What I needed was a text-renderer that could output a single line of text, or multiple lines of text, with a plain typeface, or italic typeface, with variable colours, in a variably-sized rectangle…. and do it all using only portable or commonly-supported drawing operations, and wasn’t insanely heavyweight.

That meant I needed my own intermediate markup representation, and I needed to cache a lot of text metrics.

So, a vanilla string class wasn’t going to do the job. There are all sorts of ways I could have leveraged the basic_string template to do a lot of the work, but ultimately the simplest way ended up being to create a new string class just to carry the data through its life-cycle.

class FormattableString final
{

private:
 std::wstring _text;
 std::vector<int> _attributes;
 std::vector<CharacterExtent> _extents;
public:
 enum {ATTRIB_PLAIN=0,ATTRIB_EMPH=1,ATTRIB_FOOTNOTE=2};
...

_text contains all the characters, _attributes handles the attribute-bits for each character, and _extents contains the actual layout dimensions of the character on-screen, because in the end, we’ll be rendering the string in small chunks.

There are only the three attributes initially defined. That’s all I need today. Tomorrow is another story, but there’s plenty of room to add them in.

The extent data for each character isn’t initially set. The vector is constructed to the right length, but the CharacterExtent instances are default-constructed (all zeroes). That’s not really data we need right away. First we have to get the string out of the platform-independent engine-library and out into the platform-dependent application layer.

Once we actually get it there, and we’re committed to drawing the text, then we’ll actually find the text-metrics for each character, based on currently selected fonts, and fill that data in.

From there, word-wrapping actually becomes a fairly simple matter. That gives me a vector of FormattableStrings ready to be drawn on the screen one at a time.

While I could clump the drawing operations more efficiently, handling actual output one character at a time involves very little work.
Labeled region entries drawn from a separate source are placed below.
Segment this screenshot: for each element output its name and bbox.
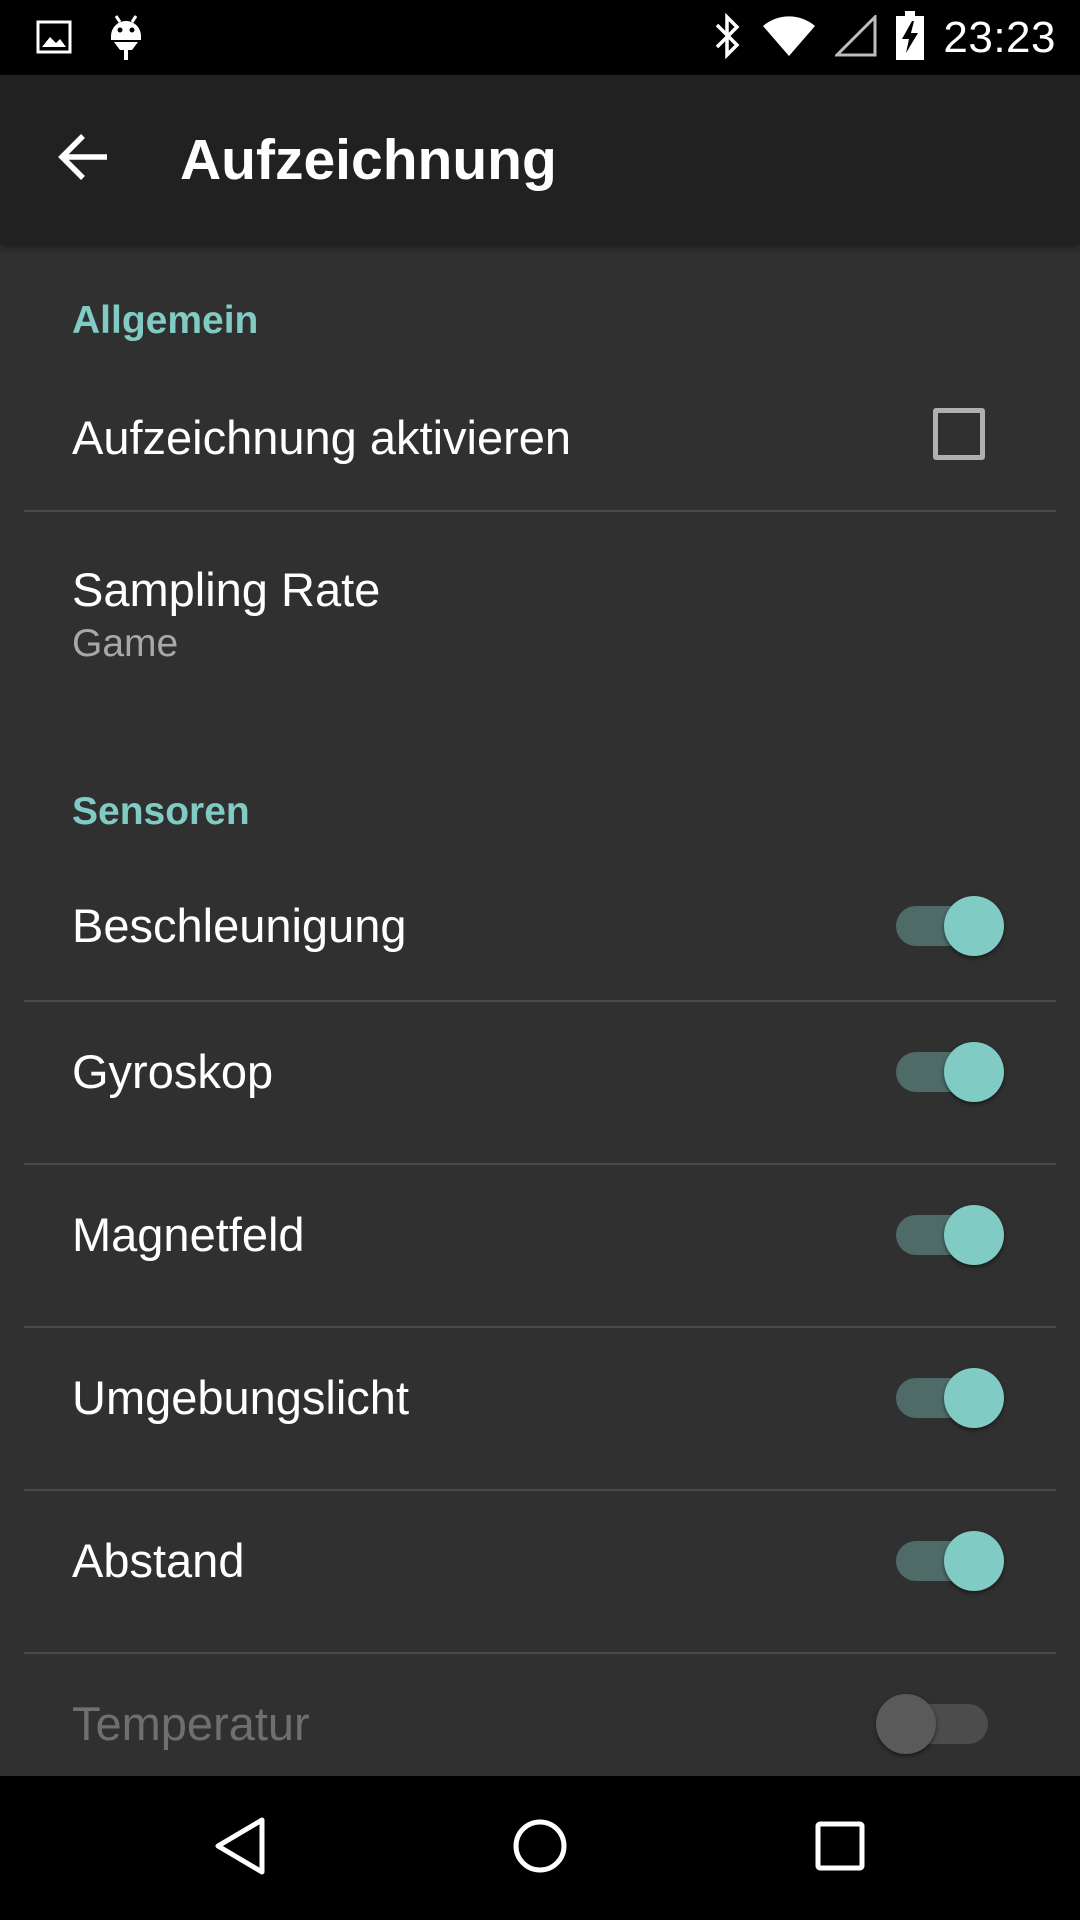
ambient-light-switch[interactable] (896, 1362, 1006, 1428)
switch-thumb (944, 896, 1004, 956)
distance-switch[interactable] (896, 1525, 1006, 1591)
arrow-back-icon (57, 133, 109, 186)
pref-distance-title: Abstand (72, 1534, 245, 1587)
nav-recents-icon (812, 1818, 868, 1879)
pref-distance[interactable]: Abstand (0, 1491, 1080, 1652)
android-debug-icon (108, 14, 144, 65)
switch-thumb (944, 1368, 1004, 1428)
gyroscope-switch[interactable] (896, 1036, 1006, 1102)
section-header-sensors: Sensoren (72, 790, 250, 833)
pref-acceleration[interactable]: Beschleunigung (0, 858, 1080, 1020)
switch-thumb (944, 1205, 1004, 1265)
temperature-switch[interactable] (876, 1688, 990, 1754)
pref-enable-recording[interactable]: Aufzeichnung aktivieren (0, 368, 1080, 505)
pref-magnetic-field[interactable]: Magnetfeld (0, 1165, 1080, 1326)
navigation-bar (0, 1776, 1080, 1920)
enable-recording-checkbox[interactable] (933, 408, 985, 460)
nav-recents-button[interactable] (780, 1808, 900, 1888)
pref-gyroscope[interactable]: Gyroskop (0, 1002, 1080, 1163)
nav-back-icon (212, 1816, 268, 1881)
image-icon (36, 19, 72, 60)
pref-ambient-light-title: Umgebungslicht (72, 1371, 410, 1424)
back-button[interactable] (40, 119, 126, 199)
app-bar: Aufzeichnung (0, 75, 1080, 243)
page-title: Aufzeichnung (180, 128, 557, 192)
wifi-icon (761, 14, 817, 63)
nav-home-button[interactable] (480, 1808, 600, 1888)
pref-acceleration-title: Beschleunigung (72, 899, 407, 952)
nav-home-icon (510, 1816, 570, 1881)
settings-screen: 23:23 Aufzeichnung Allgemein Aufzeichnun… (0, 0, 1080, 1920)
pref-ambient-light[interactable]: Umgebungslicht (0, 1328, 1080, 1489)
status-bar: 23:23 (0, 0, 1080, 75)
signal-icon (833, 12, 877, 62)
magnetic-field-switch[interactable] (896, 1199, 1006, 1265)
acceleration-switch[interactable] (896, 890, 1006, 956)
pref-temperature-title: Temperatur (72, 1697, 310, 1750)
pref-sampling-rate-title: Sampling Rate (72, 563, 381, 616)
nav-back-button[interactable] (180, 1808, 300, 1888)
preferences-list: Allgemein Aufzeichnung aktivieren Sampli… (0, 243, 1080, 1776)
switch-thumb (876, 1694, 936, 1754)
pref-magnetic-field-title: Magnetfeld (72, 1208, 305, 1261)
status-time: 23:23 (943, 13, 1056, 62)
pref-temperature[interactable]: Temperatur (0, 1654, 1080, 1776)
pref-sampling-rate[interactable]: Sampling Rate Game (0, 512, 1080, 696)
battery-charging-icon (895, 10, 925, 66)
section-header-general: Allgemein (72, 299, 259, 342)
switch-thumb (944, 1531, 1004, 1591)
pref-enable-recording-title: Aufzeichnung aktivieren (72, 411, 572, 464)
pref-sampling-rate-summary: Game (72, 622, 179, 665)
switch-thumb (944, 1042, 1004, 1102)
pref-gyroscope-title: Gyroskop (72, 1045, 274, 1098)
bluetooth-icon (713, 12, 743, 64)
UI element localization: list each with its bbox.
There’s room to optimise later, but the result was nowhere near as slow as I’d expected. In fact, it is quite zippy. But then, I’m not working with gigantic pages of text, either.

Good things to know

Unicode has reserved characters. More specifically, it has values that will never have characters or meanings assigned to them. You can go nuts with the range \ue000 to \uf8ff.

That is excellent! It means that you can freely use unicode values in those ranges for your own internal purposes. They make excellent delimiters for separating unicode strings (a boon when you are serialising and deserialising data), and they’re great for inserting arbitrary markup into strings. Code your human-readable markup into pairs of reserved unicode values, hand that along, and eventually process and strip them out.

Since they only take a single character (well, a single wchar_t), they’re easy and fast to insert or remove or replace.

By the time I looked up from the major rewrite of the text-renderer, about five hours had gone by. However, the rewritten code did everything that I’d originally planned for it (plus about 50%). As a bonus, it is almost trivially easy to add some more rendering features to it.

I certainly can’t complain about the time lost in the coding vortex.